I already have a proof, but if you can please give another:
Let $ABC$ be an isosceles triangle with $AB=AC$ and point $D$ be on segment $AB$. The line perpendicular to $AB$ which passes $D$ intersects $BC$ (extended) and $AC$ at $E$ and $F$ respectively. $C$ is on segment $BE$, between $B$ and $E$. If the area of $CEF$ is twice that of $ADF$, prove that $CE=2AD$.

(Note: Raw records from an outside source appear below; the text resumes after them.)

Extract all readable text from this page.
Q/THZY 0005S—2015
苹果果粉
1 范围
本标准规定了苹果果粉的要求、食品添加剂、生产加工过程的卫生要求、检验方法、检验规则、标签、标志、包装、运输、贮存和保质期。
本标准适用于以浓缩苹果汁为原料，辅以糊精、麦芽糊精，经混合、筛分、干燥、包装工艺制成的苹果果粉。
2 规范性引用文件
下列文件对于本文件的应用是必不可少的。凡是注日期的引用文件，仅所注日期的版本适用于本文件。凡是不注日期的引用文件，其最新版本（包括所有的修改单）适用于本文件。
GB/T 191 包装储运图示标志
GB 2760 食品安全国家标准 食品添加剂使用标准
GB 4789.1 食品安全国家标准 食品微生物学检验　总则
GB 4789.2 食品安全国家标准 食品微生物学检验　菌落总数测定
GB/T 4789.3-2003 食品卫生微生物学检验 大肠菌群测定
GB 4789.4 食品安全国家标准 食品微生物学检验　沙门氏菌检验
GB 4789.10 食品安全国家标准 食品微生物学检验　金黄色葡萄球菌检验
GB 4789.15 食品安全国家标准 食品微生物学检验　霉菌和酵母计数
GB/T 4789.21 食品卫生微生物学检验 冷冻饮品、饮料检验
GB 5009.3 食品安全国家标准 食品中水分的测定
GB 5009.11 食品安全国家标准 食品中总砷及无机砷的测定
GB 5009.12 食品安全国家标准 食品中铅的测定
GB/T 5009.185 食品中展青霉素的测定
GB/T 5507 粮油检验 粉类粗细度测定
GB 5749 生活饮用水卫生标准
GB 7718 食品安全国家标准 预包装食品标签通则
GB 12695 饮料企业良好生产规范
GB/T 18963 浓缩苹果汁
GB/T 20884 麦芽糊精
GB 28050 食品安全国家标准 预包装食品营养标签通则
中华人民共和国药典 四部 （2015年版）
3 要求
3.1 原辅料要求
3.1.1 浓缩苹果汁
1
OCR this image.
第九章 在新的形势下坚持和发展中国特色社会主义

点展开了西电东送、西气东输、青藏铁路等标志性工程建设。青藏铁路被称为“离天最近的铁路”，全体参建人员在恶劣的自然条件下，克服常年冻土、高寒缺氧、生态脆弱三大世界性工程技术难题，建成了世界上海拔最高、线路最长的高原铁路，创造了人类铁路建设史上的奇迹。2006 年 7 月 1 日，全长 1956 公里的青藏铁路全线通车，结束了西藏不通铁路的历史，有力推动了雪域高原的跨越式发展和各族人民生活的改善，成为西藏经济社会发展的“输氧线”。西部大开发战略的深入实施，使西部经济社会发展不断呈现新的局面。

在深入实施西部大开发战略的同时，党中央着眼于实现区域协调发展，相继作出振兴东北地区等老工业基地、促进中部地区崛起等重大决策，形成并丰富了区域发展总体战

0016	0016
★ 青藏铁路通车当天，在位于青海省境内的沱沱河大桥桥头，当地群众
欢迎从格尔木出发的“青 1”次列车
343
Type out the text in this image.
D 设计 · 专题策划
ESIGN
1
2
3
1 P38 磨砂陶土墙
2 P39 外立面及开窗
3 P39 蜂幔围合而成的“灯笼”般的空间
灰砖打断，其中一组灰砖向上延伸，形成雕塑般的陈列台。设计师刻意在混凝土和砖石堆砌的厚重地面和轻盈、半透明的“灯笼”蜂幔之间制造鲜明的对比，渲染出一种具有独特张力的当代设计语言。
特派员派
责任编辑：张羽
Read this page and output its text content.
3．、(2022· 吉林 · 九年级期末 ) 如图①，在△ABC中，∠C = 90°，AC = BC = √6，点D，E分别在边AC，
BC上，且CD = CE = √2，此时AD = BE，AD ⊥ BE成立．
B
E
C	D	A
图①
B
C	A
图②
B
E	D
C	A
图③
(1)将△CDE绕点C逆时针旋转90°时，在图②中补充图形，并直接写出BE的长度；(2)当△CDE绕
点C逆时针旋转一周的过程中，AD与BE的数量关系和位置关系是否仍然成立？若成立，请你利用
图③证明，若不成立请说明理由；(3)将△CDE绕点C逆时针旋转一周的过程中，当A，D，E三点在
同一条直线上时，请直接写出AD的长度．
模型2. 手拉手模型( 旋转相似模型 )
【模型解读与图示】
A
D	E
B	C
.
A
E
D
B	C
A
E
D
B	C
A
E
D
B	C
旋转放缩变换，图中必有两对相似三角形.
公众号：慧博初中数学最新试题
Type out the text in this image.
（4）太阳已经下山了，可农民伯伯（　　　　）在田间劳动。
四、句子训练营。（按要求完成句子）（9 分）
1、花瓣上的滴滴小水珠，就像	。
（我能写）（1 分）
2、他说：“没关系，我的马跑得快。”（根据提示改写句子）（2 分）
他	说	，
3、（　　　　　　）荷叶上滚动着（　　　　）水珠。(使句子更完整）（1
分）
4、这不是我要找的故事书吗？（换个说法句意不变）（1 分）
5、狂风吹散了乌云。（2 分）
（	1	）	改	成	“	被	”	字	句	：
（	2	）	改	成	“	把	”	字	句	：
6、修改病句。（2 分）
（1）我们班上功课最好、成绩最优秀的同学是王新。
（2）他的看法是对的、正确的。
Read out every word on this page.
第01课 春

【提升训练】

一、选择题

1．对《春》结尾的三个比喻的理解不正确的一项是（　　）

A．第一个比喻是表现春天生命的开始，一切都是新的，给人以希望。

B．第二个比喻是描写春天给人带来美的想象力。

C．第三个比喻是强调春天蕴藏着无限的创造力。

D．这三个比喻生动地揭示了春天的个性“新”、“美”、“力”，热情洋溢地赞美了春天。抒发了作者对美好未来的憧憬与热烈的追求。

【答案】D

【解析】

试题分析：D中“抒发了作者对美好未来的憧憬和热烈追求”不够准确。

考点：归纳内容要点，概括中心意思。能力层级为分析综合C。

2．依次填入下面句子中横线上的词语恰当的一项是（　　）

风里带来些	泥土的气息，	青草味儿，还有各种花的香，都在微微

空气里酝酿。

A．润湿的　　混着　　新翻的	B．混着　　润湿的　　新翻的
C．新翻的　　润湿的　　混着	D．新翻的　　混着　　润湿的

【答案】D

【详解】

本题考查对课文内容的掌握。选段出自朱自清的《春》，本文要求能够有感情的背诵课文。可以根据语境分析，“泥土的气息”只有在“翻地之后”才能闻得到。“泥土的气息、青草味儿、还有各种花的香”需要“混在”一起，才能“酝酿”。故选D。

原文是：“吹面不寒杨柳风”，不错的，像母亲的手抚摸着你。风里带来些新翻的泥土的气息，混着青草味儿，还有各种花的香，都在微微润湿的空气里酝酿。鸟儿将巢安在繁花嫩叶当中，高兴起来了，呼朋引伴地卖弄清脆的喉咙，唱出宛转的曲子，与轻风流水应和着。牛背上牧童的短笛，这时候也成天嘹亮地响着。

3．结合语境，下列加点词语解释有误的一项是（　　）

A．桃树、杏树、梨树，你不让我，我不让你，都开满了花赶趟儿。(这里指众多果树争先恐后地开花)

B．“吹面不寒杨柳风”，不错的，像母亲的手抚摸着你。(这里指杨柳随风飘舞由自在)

My proof involves the Pythagorean theorem and the similar triangles property.
On
Let $\measuredangle A=\alpha$, $AB=a$ and $AD=xa$.
Hence, $$FC=a-\frac{ax}{\cos\alpha}=\frac{a(\cos\alpha-x)}{\cos\alpha}$$ and $$CE=BE-BC=\frac{a(1-x)}{\sin\frac{\alpha}{2}}-2a\sin\frac{\alpha}{2}=\frac{a(\cos\alpha-x)}{\sin\frac{\alpha}{2}}.$$ Thus, $$S_{\Delta{FCE}}=\frac{FC\cdot CE\sin\left(90^{\circ}+\frac{\alpha}{2}\right)}{2}=\frac{a^2(\cos\alpha-x)^2\cos\frac{\alpha}{2}}{2\sin\frac{\alpha}{2}\cos\alpha}$$ and $$S_{\Delta ADF}=\frac{ax\cdot\frac{ax}{\cos\alpha}\sin\alpha}{2}=\frac{a^2x^2\sin\alpha}{2\cos\alpha}.$$
Hence, $$\frac{a^2(\cos\alpha-x)^2\cos\frac{\alpha}{2}}{2\sin\frac{\alpha}{2}\cos\alpha}=\frac{a^2x^2\sin\alpha}{\cos\alpha}$$ or $$(\cos\alpha-x)^2=4x^2\sin^2\frac{\alpha}{2},$$ which says that $$x=\frac{\cos\alpha}{1+2\sin\frac{\alpha}{2}}.$$ Thus, $AD=\frac{a\cos\alpha}{1+2\sin\frac{\alpha}{2}}$, $$CE=\frac{a\left(\cos\alpha-\frac{\cos\alpha}{1+2\sin\frac{\alpha}{2}}\right)}{\sin\frac{\alpha}{2}}=\frac{2a\cos\alpha}{1+2\sin\frac{\alpha}{2}}$$ and we are done!
$\dfrac{CF}{FA}\cdot\dfrac{EF}{FD} = 2$ and $\dfrac{DF}{FE}\cdot \dfrac{EC}{CB}\cdot \dfrac{BA}{AD} = 1.$ This implies that $\dfrac{CE}{AD} = 2\dfrac{BC}{BA}\cdot\dfrac{AF}{FC}$. But $\dfrac{AF}{FC} = \dfrac{AD}{DB}\cdot \dfrac{BE}{CE} = \dfrac{BE}{BD}\cdot\dfrac{AD}{CE} = \dfrac{2AB}{BC}\cdot \dfrac{AD}{CE}$. Multiply these two to get $\dfrac{CE}{AD} = 2\cdot 2\dfrac{AD}{CE}$ or $\dfrac{CE}{AD} = 2.$
Here, the only tricky part was $\dfrac{BE}{BD} = 2\dfrac{AB}{BC}$, which follows from the fact that $\angle BAC = 2\angle BED.$